The recent introduction of an immunomagnetic system for depletion of αβ T cells from bone marrow or peripheral blood apheresis products will allow investigators to infuse grafts enriched for γδ T cells in lymphodepleted patients as primary grafts or donor leukocyte infusion, thereby providing a platform for homeostatic Vδ1+ T cell expansion. As noted above, however, clinical manufacturing strategies for Vδ1+ T cells have not yet matured sufficiently to permit clinical trials. The CD2/OKT3 γδ T cell expansion method described by Lopez and discussed above provides the most clinically adaptable system, as the components either currently exist in pharmaceutical grade or have been manufactured to cGMP standards in the recent past. This method would allow large numbers of Vδ1+ T cells to be manufactured, but in the absence of a specific Vδ2+ T cell depletion/Vδ1+ selection system, the product would be a composite of Vδ1+ and Vδ2+ T cells with other minor subtypes. Nevertheless, this method would produce a heterogeneous product that would incorporate the broad range of antitumor functions of each subtype over currently available methods that expand only Vγ9Vδ2 T cells. Laboratory-based methods that expand Vδ1+ T cells with greater efficiency but incorporate nonstandardized components, such as plant mitogens and/or feeder cells could potentially be moved to clinical scale.
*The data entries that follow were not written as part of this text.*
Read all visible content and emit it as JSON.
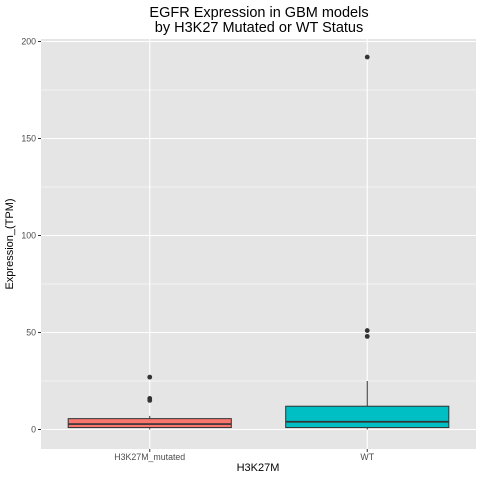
{
  "chart_data": {
    "type": "box",
    "title_lines": [
      "EGFR Expression in GBM models",
      "by H3K27 Mutated or WT Status"
    ],
    "xlabel": "H3K27M",
    "ylabel": "Expression_(TPM)",
    "ylim": [
      -10,
      200
    ],
    "yticks": [
      0,
      50,
      100,
      150,
      200
    ],
    "grid": true,
    "legend": "none",
    "panel_color": "#e5e5e5",
    "grid_color": "#ffffff",
    "categories": [
      "H3K27M_mutated",
      "WT"
    ],
    "boxes": [
      {
        "name": "H3K27M_mutated",
        "color": "#f8766d",
        "whisker_low": 0,
        "q1": 1,
        "median": 2.8,
        "q3": 5.6,
        "whisker_high": 7,
        "outliers": [
          27,
          16,
          15
        ]
      },
      {
        "name": "WT",
        "color": "#00bfc4",
        "whisker_low": 0,
        "q1": 1,
        "median": 4,
        "q3": 12,
        "whisker_high": 25,
        "outliers": [
          192,
          51,
          48
        ]
      }
    ]
  }
}
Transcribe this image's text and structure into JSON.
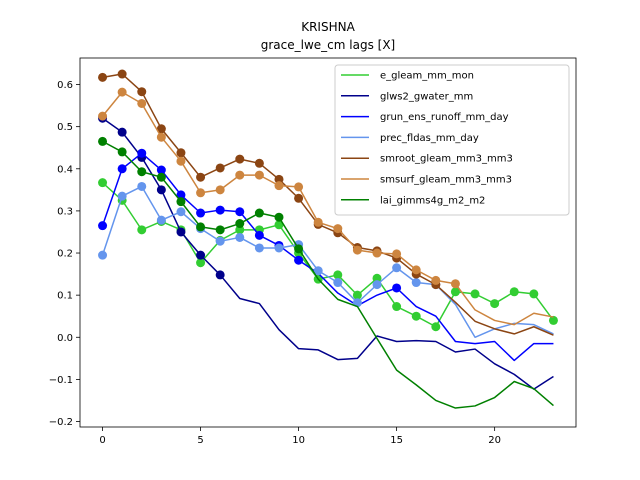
{
  "chart_data": {
    "type": "line",
    "title": "KRISHNA",
    "subtitle": "grace_lwe_cm lags [X]",
    "xlabel": "",
    "ylabel": "",
    "xlim": [
      -1.15,
      24.15
    ],
    "ylim": [
      -0.213,
      0.663
    ],
    "xticks": [
      0,
      5,
      10,
      15,
      20
    ],
    "yticks": [
      -0.2,
      -0.1,
      0.0,
      0.1,
      0.2,
      0.3,
      0.4,
      0.5,
      0.6
    ],
    "ytick_labels": [
      "−0.2",
      "−0.1",
      "0.0",
      "0.1",
      "0.2",
      "0.3",
      "0.4",
      "0.5",
      "0.6"
    ],
    "grid": false,
    "legend_position": "upper right",
    "x": [
      0,
      1,
      2,
      3,
      4,
      5,
      6,
      7,
      8,
      9,
      10,
      11,
      12,
      13,
      14,
      15,
      16,
      17,
      18,
      19,
      20,
      21,
      22,
      23
    ],
    "series": [
      {
        "name": "e_gleam_mm_mon",
        "color": "#32cd32",
        "values": [
          0.367,
          0.325,
          0.255,
          0.275,
          0.255,
          0.177,
          0.23,
          0.255,
          0.255,
          0.267,
          0.2,
          0.138,
          0.148,
          0.1,
          0.14,
          0.073,
          0.05,
          0.025,
          0.108,
          0.103,
          0.08,
          0.108,
          0.103,
          0.04
        ],
        "markers": [
          0,
          1,
          2,
          3,
          4,
          5,
          6,
          7,
          8,
          9,
          10,
          11,
          12,
          13,
          14,
          15,
          16,
          17,
          18,
          19,
          20,
          21,
          22,
          23
        ]
      },
      {
        "name": "glws2_gwater_mm",
        "color": "#00008b",
        "values": [
          0.52,
          0.487,
          0.427,
          0.35,
          0.25,
          0.195,
          0.148,
          0.092,
          0.08,
          0.018,
          -0.027,
          -0.03,
          -0.053,
          -0.05,
          0.003,
          -0.01,
          -0.008,
          -0.01,
          -0.035,
          -0.028,
          -0.063,
          -0.088,
          -0.123,
          -0.093
        ],
        "markers": [
          0,
          1,
          2,
          3,
          4,
          5,
          6
        ]
      },
      {
        "name": "grun_ens_runoff_mm_day",
        "color": "#0000ff",
        "values": [
          0.265,
          0.4,
          0.437,
          0.397,
          0.338,
          0.295,
          0.302,
          0.298,
          0.242,
          0.218,
          0.183,
          0.152,
          0.105,
          0.075,
          0.1,
          0.117,
          0.073,
          0.05,
          -0.01,
          -0.015,
          -0.01,
          -0.055,
          -0.015,
          -0.015
        ],
        "markers": [
          0,
          1,
          2,
          3,
          4,
          5,
          6,
          7,
          8,
          9,
          10,
          15
        ]
      },
      {
        "name": "prec_fldas_mm_day",
        "color": "#6495ed",
        "values": [
          0.195,
          0.335,
          0.358,
          0.278,
          0.298,
          0.258,
          0.228,
          0.237,
          0.212,
          0.212,
          0.22,
          0.158,
          0.13,
          0.082,
          0.125,
          0.165,
          0.13,
          0.125,
          0.078,
          0.0,
          0.02,
          0.033,
          0.03,
          0.008
        ],
        "markers": [
          0,
          1,
          2,
          3,
          4,
          5,
          6,
          7,
          8,
          9,
          10,
          11,
          12,
          13,
          14,
          15,
          16,
          17
        ]
      },
      {
        "name": "smroot_gleam_mm3_mm3",
        "color": "#8b4513",
        "values": [
          0.617,
          0.625,
          0.583,
          0.495,
          0.438,
          0.38,
          0.402,
          0.423,
          0.413,
          0.375,
          0.33,
          0.268,
          0.248,
          0.213,
          0.205,
          0.188,
          0.15,
          0.125,
          0.083,
          0.038,
          0.02,
          0.008,
          0.025,
          0.005
        ],
        "markers": [
          0,
          1,
          2,
          3,
          4,
          5,
          6,
          7,
          8,
          9,
          10,
          11,
          12,
          13,
          14,
          15,
          16,
          17
        ]
      },
      {
        "name": "smsurf_gleam_mm3_mm3",
        "color": "#cd853f",
        "values": [
          0.525,
          0.582,
          0.555,
          0.475,
          0.418,
          0.343,
          0.35,
          0.385,
          0.385,
          0.36,
          0.357,
          0.273,
          0.258,
          0.207,
          0.2,
          0.198,
          0.16,
          0.135,
          0.127,
          0.065,
          0.04,
          0.03,
          0.057,
          0.048
        ],
        "markers": [
          0,
          1,
          2,
          3,
          4,
          5,
          6,
          7,
          8,
          9,
          10,
          11,
          12,
          13,
          14,
          15,
          16,
          17,
          18
        ]
      },
      {
        "name": "lai_gimms4g_m2_m2",
        "color": "#008000",
        "values": [
          0.465,
          0.44,
          0.393,
          0.38,
          0.322,
          0.262,
          0.255,
          0.27,
          0.295,
          0.285,
          0.21,
          0.138,
          0.09,
          0.073,
          -0.003,
          -0.078,
          -0.113,
          -0.15,
          -0.168,
          -0.163,
          -0.143,
          -0.105,
          -0.122,
          -0.162
        ],
        "markers": [
          0,
          1,
          2,
          3,
          4,
          5,
          6,
          7,
          8,
          9,
          10
        ]
      }
    ]
  }
}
Regulatory agencies have approved trials that require feeder cells for the manufacture of cytotoxic lymphocytes when the methods could be justified by the lack of availability of similarly effective nonbiologic components and adherence to strict validation protocols.125 As with any translation from the laboratory to the clinic, this process will likely encounter unanticipated obstacles and evolve with improvements. However, the available data strongly suggest that our ability to rapidly select and culture Vδ1+ T cells specific for a broad range of common disease- and stress-associated ligands will ensure that the advantages of this approach as part of the current therapeutic arsenal of refractory cancer therapies.

Concluding Remarks

It has been well established that γδ T cells are important mediators of cancer surveillance and could ultimately play an important role in cancer therapy. Indeed, several centers are beginning to investigate small clinical trials of Vγ9Vδ2 T cells as therapy for solid tumors. We are, however, just beginning to explore the potential therapeutic role of Vδ1+ T cells. These cells can be highly cytotoxic to epithelial and hematopoietic malignancies and have the added advantage of persistence over time, a function that has been well documented after hematopoietic stem cell transplantation. As we attain greater understanding of how Vδ1+ T cells acquire effector and immunoregulatory function, define yet-to-be described ligands for Vδ1+ T cells and appreciate the interactions of activating and inhibitory receptors with their ligands, we will be able to exploit these properties in the design of innate cell therapy strategies. Taking into consideration that the number of studies is small, it is clear nonetheless that Vδ1+ T cells play a role in the prevention of both ALL and AML relapse. The renewed interest in haploidentical stem cell transplantation and the incorporation of αβ T cell depletion into clinical graft engineering should provide opportunities to strengthen correlations between Vδ1+ T cell recovery and transplant outcomes. Vδ1+ T cells also have anti-viral properties, particularly against CMV and EBV infection, both of which have been associated with malignant transformation. How best to bring these findings into the clinic will require further study. Lastly, we urgently need to develop manufacturing strategies that will translate into the clinic if the therapeutic potential for Vδ1+ T cell-based therapies is to be realized.